Friday, May 28, 2010
If anyone had any doubts before, new government estimates confirmed yesterday that the oil gushing into the Gulf of Mexico surpasses the 11 million gallons dumped into Alaska's Prince William Sound in March 1989, when the Exxon Valdez tanker ran aground. The Sun Herald reports that new estimates from two teams of scientists say the leak in the Gulf is spewing between 504,000 and upwards of a million gallons a day, which means that between 18 million and 39 million gallons have spewed into the ocean to date.

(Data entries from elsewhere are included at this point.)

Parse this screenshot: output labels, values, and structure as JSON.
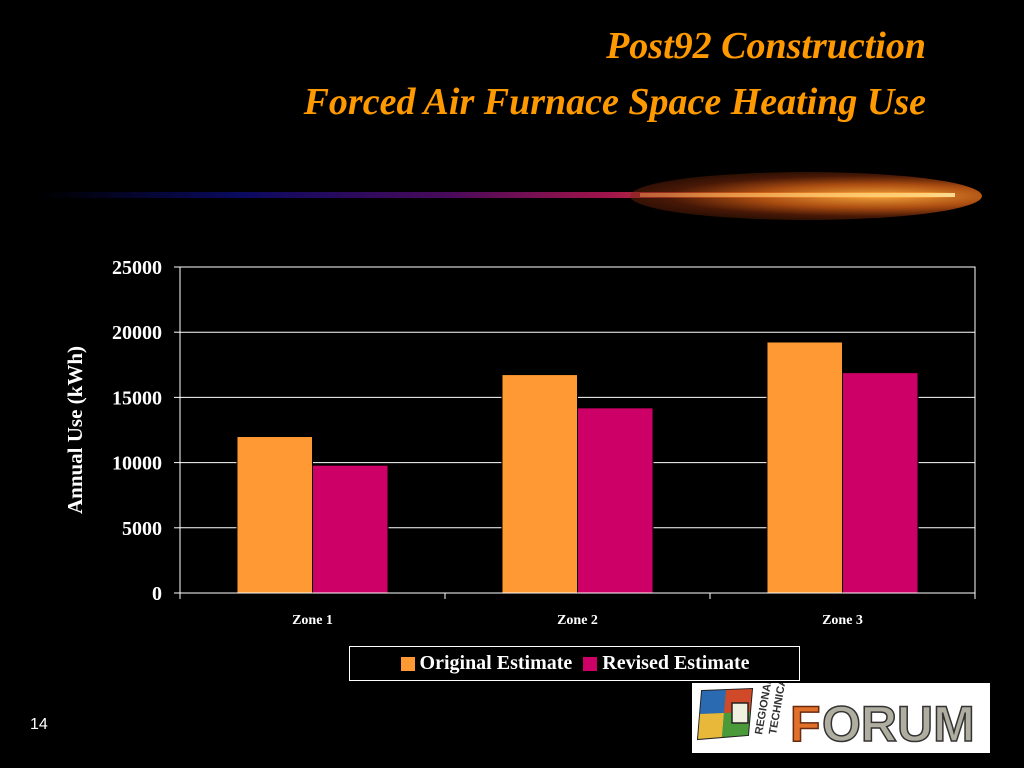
{
  "slide": {
    "title_line1": "Post92 Construction",
    "title_line2": "Forced Air Furnace Space Heating Use",
    "page_number": "14",
    "logo_text": "REGIONAL TECHNICAL FORUM"
  },
  "colors": {
    "background": "#000000",
    "title": "#FF9900",
    "series_original": "#FF9933",
    "series_revised": "#CC0066",
    "axis": "#FFFFFF"
  },
  "chart_data": {
    "type": "bar",
    "categories": [
      "Zone 1",
      "Zone 2",
      "Zone 3"
    ],
    "series": [
      {
        "name": "Original Estimate",
        "values": [
          12000,
          16750,
          19250
        ]
      },
      {
        "name": "Revised Estimate",
        "values": [
          9800,
          14200,
          16900
        ]
      }
    ],
    "title": "",
    "xlabel": "",
    "ylabel": "Annual Use (kWh)",
    "ylim": [
      0,
      25000
    ],
    "yticks": [
      0,
      5000,
      10000,
      15000,
      20000,
      25000
    ],
    "grid": true,
    "legend": "bottom"
  }
}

In another development, scientists have discovered a "huge new plume" of what they believe is oil from the spill, that is roughly six miles wide by 22 miles long by 3,300 feet deep, just under the surface of the ocean heading northeast toward Mobile Bay. The plume is approaching an underwater canyon, according to The Sun Herald, "where it could poison the foodchain for sealife in the waters of Florida."
Larry McKinney, executive director of the Harte Research Institute for Gulf of Mexico Studies at Texas A&M University-Corpus Christi, said the DeSoto Canyon off the Florida Panhandle sends nutrient-rich water from the deep sea up to shallower waters.
McKinney said that in a best-case scenario, oil riding the current out of the canyon would rise close enough to the surface to be broken down by sunlight. But if the plume remains relatively intact, it could sweep down the west coast of Florida as a toxic soup as far as the Keys, through what he called some of the most productive parts of the Gulf.
BP is continuing its attempts to stop the leak by pumping heavy mud into the blowout. Company officials said yesterday that it would be "at least" 24 hours before they could say whether the procedure was successful. More than 100 miles of the Louisiana coastline has been affected by oil to date.